Parmi ces enjeux figure la protection de la vie privée et des données personnelles. Ainsi, le RGPD (Règlement général sur la Protection des données) impose à l’employeur des obligations de transparence, de proportionnalité, de minimisation et de finalité de traitement. Dès lors, lorsque des algorithmes exploitent les données des salariés à des fins d’analyse de performance ou de profilage, le CSE peut intervenir pour exiger des garanties claires, un droit à l’explication et des audits indépendants (articles L. 2312-26 à L. 2312-35 et L. 2315-91 du code du travail).
A savoir :
Dans le cadre de la consultation sur la politique sociale et l’emploi (article L. 2312-26), le CSE peut se faire assister d’un expert afin d’étudier l’origine, les traitements, la conservation et la pertinence des informations remises au comité.

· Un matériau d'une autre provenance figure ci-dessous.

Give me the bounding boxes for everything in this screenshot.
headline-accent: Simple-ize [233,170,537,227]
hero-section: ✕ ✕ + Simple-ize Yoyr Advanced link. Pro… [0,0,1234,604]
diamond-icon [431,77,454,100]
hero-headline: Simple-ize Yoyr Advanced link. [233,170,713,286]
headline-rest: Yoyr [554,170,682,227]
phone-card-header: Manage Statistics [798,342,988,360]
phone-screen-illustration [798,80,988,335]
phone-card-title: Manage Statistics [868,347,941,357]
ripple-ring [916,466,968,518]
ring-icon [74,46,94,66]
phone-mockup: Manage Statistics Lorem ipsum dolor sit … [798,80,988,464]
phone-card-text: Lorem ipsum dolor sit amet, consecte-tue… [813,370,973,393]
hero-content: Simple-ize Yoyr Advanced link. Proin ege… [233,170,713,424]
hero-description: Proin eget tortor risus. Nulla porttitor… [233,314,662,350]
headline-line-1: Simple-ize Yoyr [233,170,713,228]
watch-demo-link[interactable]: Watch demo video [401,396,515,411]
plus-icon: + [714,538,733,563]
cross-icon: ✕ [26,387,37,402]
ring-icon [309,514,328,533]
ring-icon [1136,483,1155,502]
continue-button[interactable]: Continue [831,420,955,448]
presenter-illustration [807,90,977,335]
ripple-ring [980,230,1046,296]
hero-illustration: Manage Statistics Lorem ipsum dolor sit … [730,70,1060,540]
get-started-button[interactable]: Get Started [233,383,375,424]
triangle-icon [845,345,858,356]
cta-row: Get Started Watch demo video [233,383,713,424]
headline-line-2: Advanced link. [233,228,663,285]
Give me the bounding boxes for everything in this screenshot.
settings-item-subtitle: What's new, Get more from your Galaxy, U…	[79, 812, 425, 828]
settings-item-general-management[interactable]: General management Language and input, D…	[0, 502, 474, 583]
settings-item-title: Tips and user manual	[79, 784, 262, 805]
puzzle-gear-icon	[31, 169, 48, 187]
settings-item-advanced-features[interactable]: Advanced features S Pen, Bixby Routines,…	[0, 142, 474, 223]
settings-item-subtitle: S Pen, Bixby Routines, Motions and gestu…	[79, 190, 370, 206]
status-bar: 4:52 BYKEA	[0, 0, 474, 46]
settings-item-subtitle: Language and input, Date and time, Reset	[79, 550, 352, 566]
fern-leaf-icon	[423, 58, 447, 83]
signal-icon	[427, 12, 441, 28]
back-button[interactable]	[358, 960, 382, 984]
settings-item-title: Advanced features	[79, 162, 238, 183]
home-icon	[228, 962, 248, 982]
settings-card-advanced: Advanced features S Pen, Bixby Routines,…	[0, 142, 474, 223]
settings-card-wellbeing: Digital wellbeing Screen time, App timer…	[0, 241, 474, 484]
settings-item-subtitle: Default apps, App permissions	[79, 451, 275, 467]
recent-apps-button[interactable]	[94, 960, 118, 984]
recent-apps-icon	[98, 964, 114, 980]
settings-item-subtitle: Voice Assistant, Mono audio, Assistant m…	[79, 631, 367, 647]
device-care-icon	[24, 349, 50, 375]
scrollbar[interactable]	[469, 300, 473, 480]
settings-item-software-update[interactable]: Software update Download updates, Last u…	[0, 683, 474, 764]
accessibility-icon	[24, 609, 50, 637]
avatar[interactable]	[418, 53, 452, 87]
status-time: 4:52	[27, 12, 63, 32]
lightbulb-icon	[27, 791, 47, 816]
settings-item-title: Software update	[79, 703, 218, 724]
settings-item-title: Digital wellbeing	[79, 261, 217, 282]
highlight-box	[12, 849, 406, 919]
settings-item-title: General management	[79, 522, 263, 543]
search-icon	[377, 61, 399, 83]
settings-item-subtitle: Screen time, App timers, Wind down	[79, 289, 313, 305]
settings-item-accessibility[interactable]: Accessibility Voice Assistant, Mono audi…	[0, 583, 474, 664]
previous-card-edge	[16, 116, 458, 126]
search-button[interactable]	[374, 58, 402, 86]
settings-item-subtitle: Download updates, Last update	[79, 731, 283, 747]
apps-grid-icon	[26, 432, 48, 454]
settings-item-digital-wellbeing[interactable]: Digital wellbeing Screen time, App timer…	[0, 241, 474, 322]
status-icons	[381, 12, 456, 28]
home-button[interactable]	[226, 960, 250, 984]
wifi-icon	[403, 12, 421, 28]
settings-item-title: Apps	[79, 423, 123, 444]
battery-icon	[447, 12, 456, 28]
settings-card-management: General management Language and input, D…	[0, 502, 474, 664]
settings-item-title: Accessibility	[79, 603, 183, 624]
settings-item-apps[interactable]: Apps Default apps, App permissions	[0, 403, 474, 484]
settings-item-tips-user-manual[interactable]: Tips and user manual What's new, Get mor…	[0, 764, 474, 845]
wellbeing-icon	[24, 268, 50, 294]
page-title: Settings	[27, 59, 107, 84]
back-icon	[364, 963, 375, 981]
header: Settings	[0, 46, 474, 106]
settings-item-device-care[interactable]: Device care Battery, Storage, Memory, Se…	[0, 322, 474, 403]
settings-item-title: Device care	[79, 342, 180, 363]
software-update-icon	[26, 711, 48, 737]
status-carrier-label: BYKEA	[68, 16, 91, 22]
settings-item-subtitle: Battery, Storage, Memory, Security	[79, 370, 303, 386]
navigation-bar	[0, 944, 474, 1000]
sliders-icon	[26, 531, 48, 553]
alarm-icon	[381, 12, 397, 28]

La mission de l’expert est à la charge de l’employeur (article L. 2315-80 du code du travail).
Une justice de plus en plus favorable à une lecture protectrice du droit du travail et dont le CSE doit s’emparer.
L’arrêt du la Cour de cassation (Cassation, 5 novembre 2014, n° 13-22.717) rappelle déjà que toute transformation technologique importante doit faire l’objet d’une négociation ou d’une concertation formelle des institutions représentatives du personnel sous peine d’entrave au dialogue social.
L’arrêt Google Spain SL c. AEPD (CJUE, 13 mai 2014) ouvre le droit à une lecture rigoureuse du « droit à la transparence algorithmique ». Les personnes concernées doivent pouvoir contrôler leurs données, même dans les systèmes automatisés.
L’arrêt CJUE du 27 févr. 2025 (affaire C-203/22) renforce les garanties procédurales en imposant une explication renforcée et un droit à la révision humaine pour toutes les décisions automatisées ayant des effets significatifs sur une personne, y compris dans les relations de travail.
Autant de situations et de principes qui montrent que le CSE ne peut pas être un simple témoin. Il doit aujourd’hui être un acteur averti de la transition numérique et donc de l’IA.